I just feng shui'd our living room furniture. You may be mad in the morning
I'm in the laundromat a drunk armenian guy keeps trying to help me fold my laundry. Ah i'm going to miss queens.
I just got hit on by my highschool french teacher. I need to stop going to this bar.
Go ahead. I tried to back up ur budhism story but she mite be catching on
Dammit. I hoped that would work. Just tell her I'm doing my pilgrmidge to Nepal or something.
Police were closing down the bar due to gunfight and I was crying because they wouldn't let me finish putting temporary shamrock tats on my boobs
Someone spilled vodka all over the elevator floor. Bring straws.
I rode a bull tonight, There is absolutely no reason my dick is not in some chicks mouth
I'm figuring, since someone shoved pizza crust in my ear last night, there might be some leftover pizza.
We convinced the Dj to let us play musical chairs...... I won by the way.

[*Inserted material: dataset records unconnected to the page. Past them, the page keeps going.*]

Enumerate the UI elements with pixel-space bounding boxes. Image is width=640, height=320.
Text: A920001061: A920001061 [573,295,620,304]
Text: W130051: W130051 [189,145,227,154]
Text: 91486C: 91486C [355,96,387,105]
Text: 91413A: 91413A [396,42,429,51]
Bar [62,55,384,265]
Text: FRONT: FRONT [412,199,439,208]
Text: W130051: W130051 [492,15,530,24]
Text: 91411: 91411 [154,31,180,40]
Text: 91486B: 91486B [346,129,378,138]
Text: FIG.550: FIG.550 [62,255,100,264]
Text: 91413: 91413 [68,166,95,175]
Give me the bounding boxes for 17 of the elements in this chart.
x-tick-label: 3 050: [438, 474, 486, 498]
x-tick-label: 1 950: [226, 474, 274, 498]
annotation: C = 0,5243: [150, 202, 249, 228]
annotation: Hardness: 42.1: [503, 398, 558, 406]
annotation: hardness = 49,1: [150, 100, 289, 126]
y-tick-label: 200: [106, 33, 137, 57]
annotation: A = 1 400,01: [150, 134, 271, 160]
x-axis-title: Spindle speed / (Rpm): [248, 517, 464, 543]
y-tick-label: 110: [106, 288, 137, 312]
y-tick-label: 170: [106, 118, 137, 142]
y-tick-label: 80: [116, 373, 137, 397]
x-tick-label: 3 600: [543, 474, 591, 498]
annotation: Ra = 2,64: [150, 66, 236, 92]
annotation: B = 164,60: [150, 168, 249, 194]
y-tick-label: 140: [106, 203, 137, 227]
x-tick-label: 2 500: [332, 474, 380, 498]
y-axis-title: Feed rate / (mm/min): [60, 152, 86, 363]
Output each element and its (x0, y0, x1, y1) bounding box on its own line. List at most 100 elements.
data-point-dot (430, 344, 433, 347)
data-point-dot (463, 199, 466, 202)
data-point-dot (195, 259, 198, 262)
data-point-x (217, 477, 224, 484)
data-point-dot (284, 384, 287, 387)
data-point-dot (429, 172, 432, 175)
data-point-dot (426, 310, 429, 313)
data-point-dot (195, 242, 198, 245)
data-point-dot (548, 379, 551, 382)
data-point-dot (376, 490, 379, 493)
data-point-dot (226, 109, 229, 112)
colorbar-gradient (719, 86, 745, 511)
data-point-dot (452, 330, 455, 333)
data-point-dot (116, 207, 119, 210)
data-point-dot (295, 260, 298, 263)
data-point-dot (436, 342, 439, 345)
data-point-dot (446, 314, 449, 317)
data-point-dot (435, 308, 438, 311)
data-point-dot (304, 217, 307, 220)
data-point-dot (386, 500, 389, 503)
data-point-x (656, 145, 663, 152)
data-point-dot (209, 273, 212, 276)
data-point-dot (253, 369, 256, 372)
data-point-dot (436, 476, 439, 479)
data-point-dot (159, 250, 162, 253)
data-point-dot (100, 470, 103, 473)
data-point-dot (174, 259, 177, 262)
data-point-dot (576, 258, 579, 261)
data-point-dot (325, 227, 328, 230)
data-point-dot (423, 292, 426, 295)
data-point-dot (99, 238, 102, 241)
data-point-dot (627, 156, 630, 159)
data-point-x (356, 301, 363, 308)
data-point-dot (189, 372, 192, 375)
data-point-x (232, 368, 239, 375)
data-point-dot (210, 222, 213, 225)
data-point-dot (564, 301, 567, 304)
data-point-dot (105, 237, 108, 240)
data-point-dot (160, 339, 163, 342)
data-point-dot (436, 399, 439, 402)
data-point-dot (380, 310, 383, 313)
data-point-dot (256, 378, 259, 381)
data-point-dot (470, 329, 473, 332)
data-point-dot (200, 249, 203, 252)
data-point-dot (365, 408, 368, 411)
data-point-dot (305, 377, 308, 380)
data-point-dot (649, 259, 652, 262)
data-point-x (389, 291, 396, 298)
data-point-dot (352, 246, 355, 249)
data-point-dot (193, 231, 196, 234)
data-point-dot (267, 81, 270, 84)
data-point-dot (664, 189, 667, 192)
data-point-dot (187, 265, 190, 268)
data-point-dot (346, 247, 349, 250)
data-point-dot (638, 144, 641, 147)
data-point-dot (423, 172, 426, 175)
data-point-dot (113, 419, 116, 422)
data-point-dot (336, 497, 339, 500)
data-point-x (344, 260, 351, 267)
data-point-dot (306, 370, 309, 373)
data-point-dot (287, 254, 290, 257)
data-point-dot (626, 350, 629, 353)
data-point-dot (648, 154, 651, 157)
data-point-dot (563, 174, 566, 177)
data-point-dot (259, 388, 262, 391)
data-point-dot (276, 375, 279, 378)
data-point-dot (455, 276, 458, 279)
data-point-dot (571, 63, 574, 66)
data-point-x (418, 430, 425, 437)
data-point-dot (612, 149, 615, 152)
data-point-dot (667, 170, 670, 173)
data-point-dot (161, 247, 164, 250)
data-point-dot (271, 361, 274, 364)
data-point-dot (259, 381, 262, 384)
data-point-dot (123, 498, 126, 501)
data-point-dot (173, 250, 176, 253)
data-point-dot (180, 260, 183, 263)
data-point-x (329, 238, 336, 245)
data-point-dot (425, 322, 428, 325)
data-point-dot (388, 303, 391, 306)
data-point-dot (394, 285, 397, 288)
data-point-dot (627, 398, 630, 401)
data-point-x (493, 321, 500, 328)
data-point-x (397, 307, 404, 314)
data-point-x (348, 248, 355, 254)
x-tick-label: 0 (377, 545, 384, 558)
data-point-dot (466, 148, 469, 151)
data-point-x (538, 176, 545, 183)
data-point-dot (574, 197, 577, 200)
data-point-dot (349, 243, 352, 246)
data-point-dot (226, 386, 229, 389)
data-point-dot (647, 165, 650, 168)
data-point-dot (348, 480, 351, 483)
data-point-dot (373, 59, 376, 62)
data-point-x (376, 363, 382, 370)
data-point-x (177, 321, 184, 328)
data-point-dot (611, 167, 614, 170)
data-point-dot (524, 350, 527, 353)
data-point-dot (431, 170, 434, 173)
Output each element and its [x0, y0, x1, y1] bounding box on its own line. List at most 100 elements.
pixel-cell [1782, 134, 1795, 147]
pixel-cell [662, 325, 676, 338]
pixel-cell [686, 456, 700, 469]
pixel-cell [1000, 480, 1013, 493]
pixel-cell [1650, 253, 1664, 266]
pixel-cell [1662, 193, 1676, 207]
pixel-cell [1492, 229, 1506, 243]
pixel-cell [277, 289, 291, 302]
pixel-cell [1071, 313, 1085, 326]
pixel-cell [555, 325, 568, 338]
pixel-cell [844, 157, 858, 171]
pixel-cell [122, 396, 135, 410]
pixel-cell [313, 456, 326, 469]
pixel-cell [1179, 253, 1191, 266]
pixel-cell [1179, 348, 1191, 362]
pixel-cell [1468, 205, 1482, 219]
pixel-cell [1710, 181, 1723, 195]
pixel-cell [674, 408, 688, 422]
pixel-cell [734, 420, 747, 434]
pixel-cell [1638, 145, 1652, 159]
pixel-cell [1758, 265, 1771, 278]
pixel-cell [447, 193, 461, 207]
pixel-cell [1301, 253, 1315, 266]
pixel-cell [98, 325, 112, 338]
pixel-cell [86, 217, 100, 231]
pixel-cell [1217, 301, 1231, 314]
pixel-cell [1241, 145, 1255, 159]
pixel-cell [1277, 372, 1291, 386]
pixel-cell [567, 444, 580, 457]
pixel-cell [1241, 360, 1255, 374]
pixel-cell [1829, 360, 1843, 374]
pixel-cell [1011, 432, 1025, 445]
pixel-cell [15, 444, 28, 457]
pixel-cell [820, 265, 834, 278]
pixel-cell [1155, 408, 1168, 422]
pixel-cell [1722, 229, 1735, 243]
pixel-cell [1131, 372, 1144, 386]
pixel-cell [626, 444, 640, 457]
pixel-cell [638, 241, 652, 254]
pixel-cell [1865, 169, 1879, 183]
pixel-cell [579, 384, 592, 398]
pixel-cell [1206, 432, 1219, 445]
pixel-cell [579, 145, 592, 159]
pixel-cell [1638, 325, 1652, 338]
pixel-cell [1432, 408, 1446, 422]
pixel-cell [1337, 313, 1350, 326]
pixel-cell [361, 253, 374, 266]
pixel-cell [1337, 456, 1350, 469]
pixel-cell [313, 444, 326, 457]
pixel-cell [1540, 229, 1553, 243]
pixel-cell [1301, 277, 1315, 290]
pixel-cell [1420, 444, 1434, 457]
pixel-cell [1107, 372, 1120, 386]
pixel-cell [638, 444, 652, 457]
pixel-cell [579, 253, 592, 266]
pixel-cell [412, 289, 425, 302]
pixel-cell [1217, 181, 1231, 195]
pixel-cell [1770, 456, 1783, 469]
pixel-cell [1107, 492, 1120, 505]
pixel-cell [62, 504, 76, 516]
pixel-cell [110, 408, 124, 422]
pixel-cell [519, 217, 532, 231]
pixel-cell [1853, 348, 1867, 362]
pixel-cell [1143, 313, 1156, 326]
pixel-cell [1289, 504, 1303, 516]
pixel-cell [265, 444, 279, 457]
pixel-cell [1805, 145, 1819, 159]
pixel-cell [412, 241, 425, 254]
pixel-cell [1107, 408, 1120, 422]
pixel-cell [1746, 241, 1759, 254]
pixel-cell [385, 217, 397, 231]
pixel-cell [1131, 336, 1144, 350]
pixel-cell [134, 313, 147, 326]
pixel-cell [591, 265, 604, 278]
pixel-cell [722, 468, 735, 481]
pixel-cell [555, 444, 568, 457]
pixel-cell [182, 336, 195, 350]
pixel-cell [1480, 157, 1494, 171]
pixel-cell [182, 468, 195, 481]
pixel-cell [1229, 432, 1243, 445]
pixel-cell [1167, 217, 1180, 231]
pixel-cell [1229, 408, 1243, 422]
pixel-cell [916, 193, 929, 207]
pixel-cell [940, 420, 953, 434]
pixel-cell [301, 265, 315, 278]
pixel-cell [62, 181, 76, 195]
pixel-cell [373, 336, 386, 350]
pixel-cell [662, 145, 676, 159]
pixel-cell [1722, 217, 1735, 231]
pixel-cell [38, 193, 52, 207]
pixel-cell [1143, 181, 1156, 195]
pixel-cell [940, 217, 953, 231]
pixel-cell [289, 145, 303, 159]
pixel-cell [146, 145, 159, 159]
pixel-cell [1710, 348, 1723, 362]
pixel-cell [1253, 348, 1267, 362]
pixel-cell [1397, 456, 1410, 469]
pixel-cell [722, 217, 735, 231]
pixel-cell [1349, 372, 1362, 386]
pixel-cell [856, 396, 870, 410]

is there a reason blood came out of my hair in the shower?
head injury at diner. you headbutted the wall a few times because it got in your way
The liquor stores are closed! NOOOOOOOOOOOOOOOOOO! CURSE YOU SANDY!!!!
He's wearing my bra and eating a breadstick while jumping on our bed.....
There’s a special place in hell for tall guys with small dicks
...okay, you can't just say 'masturbating llama' and not explain yourself
27 year olds can still do oral in a car right? Or is that trashy?